In this house…

skinamarink.jpg

The feeling of the eerie is very different from that of the weird. The simplest way to get to this difference is by thinking about the (highly metaphysically freighted) opposition—perhaps it is the most fundamental opposition of all—between presence and absence. As we have seen, the weird is constituted by a presence—the presence of that which does not belong. In some cases of the weird (those with which Lovecraft was obsessed) the weird is marked by an exorbitant presence, a teeming which exceeds our capacity to represent it. The eerie, by contrast, is constituted by a failure of absence or by a failure of presence. The sensation of the eerie occurs either when there is something present where there should be nothing, or [if] there is nothing present when there should be something.

Mark Fisher, The Weird and the Eerie (2016)

The blurb on the box draws a comparison with David Lynch but I’d say Kyle Edward Ball’s film is closer to a collaboration between Robert Bresson and Mark Snow. More like this, please.

Previously on { feuilleton }
Wavelength

3 thoughts on “In this house…”

  1. I shall give this a chance as you often recommend films that I already own and love, but the trailer has not really convinced me.
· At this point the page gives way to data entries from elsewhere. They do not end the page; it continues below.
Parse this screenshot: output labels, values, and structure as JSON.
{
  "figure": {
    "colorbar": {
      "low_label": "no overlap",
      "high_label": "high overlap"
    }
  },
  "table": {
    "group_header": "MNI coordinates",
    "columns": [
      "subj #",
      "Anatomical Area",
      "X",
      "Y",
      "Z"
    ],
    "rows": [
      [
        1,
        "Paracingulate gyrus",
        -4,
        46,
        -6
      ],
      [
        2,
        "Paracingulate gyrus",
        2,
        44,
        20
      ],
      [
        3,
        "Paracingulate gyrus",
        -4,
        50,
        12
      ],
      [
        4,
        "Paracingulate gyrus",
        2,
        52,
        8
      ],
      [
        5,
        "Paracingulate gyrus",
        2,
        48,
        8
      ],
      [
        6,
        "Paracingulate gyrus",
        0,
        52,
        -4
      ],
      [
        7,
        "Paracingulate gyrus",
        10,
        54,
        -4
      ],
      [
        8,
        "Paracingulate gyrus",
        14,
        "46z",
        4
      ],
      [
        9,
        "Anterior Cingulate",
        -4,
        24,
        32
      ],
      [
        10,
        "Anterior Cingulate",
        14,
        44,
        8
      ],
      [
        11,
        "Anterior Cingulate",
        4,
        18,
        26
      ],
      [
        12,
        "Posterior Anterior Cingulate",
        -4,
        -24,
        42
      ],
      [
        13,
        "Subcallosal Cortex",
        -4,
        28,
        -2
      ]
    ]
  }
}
  2. The first 20 minutes of Skinamarink, I was very much happily thinking, “More like this, please!” It did things that are familiar in the experimental and underground cinemas, but was begging to burst through in a work of this magnitude.

    By the 45 minute mark, however, I was done.

    By the 80 minute mark, I was angry.

    By the time the movie ended, I was grieving a lost opportunity.

    Of particular importance to me was that the film decay was so obviously looped and fake. The whole idea is how shadows move and transform in ways that cause you to force them into shapes and narratives. He could have done that by using an era-appropriate tool like a Hi8 camcorder or Super8 film, without raising the costs of production that much. Then the footage would have truly warped around negative space. It annoyed me seeing the edges of the loop and that damned thumbprint every minute.

    Secondly, I am okay with anti narrative but you need progression. “Narratively” this movie was a 20 minute short, tops. Experientially I could argue for it getting to 80mins, at a stretch. Personally I think the movie should have been 68-72 minutes long. I know that number sounds arbitrary but it comes out of my experience with these types of media. This movie crossed the threshold from asking for a patient audience, to complete disregard. The additional length added nothing.

    In 2017 a Welsh filmmaker named Scott Barley released a movie called Sleep Has Her House, which I think did everything Skinamarink was trying to do and more. The movie describes an abyss that your brain fills with it’s own hauntings. The major difference is that Barley’s house is one of nature, Ball’s is domestic and nostalgic.

    I want more movies like Skinamarink to be made, I just can’t recommend it itself.

  3. Yes, I felt the fake scratches were unwarranted, as was the widescreen; and it ought to have ended with the penultimate caption and the extended shot of the hallway… But I’ll often forgive flaws if you’re getting so much else that you wouldn’t get from mainstream cinema, especially if it’s aimed at a general audience. I’m the same with Inland Empire: I really wish he’d used proper cameras instead of a cheap camcorder but it’s still an extraordinary film.